On September 7, 1951 Emperor Haile Selassie I ratified the Treaty of Amity and Economic Relations between Ethiopia and the United States of America. Right afterwards, in October 1951, he ordered the EWF to register the corporation with the Internal Revenue Service as a 501(c)(4) organization, equipped with enough diplomatic immunity to operate as an intergovernmental organization that can create guidelines for cultural inclusion, preserve peace through conflict resolution, restructure local and international relations, promote international cooperation on matters such as environmental protection, curriculums for African education, protection of human rights, civil rights under the color of law, technology, agriculture, social development, cultural rights, religious rights, traditional rights, cannabis rights, the right to health care, to render humanitarian aid and economic development.
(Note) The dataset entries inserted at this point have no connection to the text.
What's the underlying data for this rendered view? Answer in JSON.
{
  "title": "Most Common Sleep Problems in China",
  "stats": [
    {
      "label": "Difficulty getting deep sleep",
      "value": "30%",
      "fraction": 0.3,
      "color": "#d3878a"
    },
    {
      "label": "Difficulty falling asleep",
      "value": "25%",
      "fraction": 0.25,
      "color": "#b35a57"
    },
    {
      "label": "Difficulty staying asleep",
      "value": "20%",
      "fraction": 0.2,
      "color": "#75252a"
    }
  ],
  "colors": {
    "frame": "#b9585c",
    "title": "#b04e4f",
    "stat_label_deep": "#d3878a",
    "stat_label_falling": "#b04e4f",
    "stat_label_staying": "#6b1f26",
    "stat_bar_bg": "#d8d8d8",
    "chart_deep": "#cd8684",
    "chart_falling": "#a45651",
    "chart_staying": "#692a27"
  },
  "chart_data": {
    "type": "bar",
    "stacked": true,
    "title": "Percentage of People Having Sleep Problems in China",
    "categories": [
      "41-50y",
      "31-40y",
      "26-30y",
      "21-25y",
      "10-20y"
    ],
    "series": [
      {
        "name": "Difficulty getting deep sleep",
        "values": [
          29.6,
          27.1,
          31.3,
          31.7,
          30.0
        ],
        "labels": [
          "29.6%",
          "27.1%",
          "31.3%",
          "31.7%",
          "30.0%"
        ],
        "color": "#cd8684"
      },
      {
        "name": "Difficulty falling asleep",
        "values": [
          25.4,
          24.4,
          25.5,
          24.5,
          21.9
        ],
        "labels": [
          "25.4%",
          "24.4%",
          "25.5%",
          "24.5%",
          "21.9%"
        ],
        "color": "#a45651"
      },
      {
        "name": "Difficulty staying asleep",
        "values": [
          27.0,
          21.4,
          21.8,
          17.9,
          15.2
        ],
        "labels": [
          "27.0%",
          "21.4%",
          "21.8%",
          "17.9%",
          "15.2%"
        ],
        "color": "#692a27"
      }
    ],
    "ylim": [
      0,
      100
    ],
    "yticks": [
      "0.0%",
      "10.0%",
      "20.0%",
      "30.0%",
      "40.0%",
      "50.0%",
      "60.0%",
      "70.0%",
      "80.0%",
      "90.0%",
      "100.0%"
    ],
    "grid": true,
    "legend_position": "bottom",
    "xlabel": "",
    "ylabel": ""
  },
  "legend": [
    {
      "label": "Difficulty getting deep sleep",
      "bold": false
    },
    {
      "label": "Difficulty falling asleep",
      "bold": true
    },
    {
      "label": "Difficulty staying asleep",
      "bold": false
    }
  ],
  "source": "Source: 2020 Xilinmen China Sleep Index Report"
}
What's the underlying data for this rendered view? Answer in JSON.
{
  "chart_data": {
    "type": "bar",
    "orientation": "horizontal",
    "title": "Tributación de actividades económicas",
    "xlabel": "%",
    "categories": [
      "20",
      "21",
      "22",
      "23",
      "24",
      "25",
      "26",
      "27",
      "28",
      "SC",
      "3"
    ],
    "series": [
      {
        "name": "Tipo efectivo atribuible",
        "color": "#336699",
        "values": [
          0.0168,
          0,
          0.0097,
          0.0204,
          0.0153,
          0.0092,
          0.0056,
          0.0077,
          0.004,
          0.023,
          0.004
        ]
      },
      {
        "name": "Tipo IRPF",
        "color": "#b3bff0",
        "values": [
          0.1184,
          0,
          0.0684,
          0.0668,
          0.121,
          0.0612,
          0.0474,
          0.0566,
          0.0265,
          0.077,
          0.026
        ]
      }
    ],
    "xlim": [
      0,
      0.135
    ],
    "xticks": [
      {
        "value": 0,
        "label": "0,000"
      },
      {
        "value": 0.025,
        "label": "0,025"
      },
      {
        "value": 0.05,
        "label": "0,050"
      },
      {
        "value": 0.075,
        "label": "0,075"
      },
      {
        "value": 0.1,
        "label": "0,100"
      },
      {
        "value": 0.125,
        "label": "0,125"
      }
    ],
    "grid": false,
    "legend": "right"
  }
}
In 2023, the EWF, under the current administration of International President Donah Sandford, First VP LaKeisha Sweet, 2nd Vice Phoebe Wabbington, International Organizer Carlton Henderson, International Secretary Terrence Jones, International Treasurer Brandy Tidwell, International Chaplain Priest Ampiah Edmond, Director Jamel Manning, Director Jevaughn Wolfe and Director Priscilla Neris Da Silva reached a plateau by lawfully and successfully reinstating the EWF's non-profit status with the U.S. state of New York. This noble initiative is not only dedicated to refugees and victims of crime but they are dedicated to corporate and private sector reform, reconciliation and resolution even if it means lobbying in Washington D.C. or activating their intergovernmental immunities and access to administrative tribunals. The Ethiopian World Federation, Incorporated is an international organization that holds the proof of its subsidiaries in a private document only distributed by HQ and The State Attorney of The United States of America. EWF has also come up with a strict fraud proof policy to collaborate with the U.S. Government to remove insubordinate local charters and investigate them for breaching historical policies. The Ethiopian World Federation, Incorporated is one of the oldest intergovernmental organizations besides the International Telecommunication Union (founded in 1865) and The League of Nations, founded on 10 January 1920.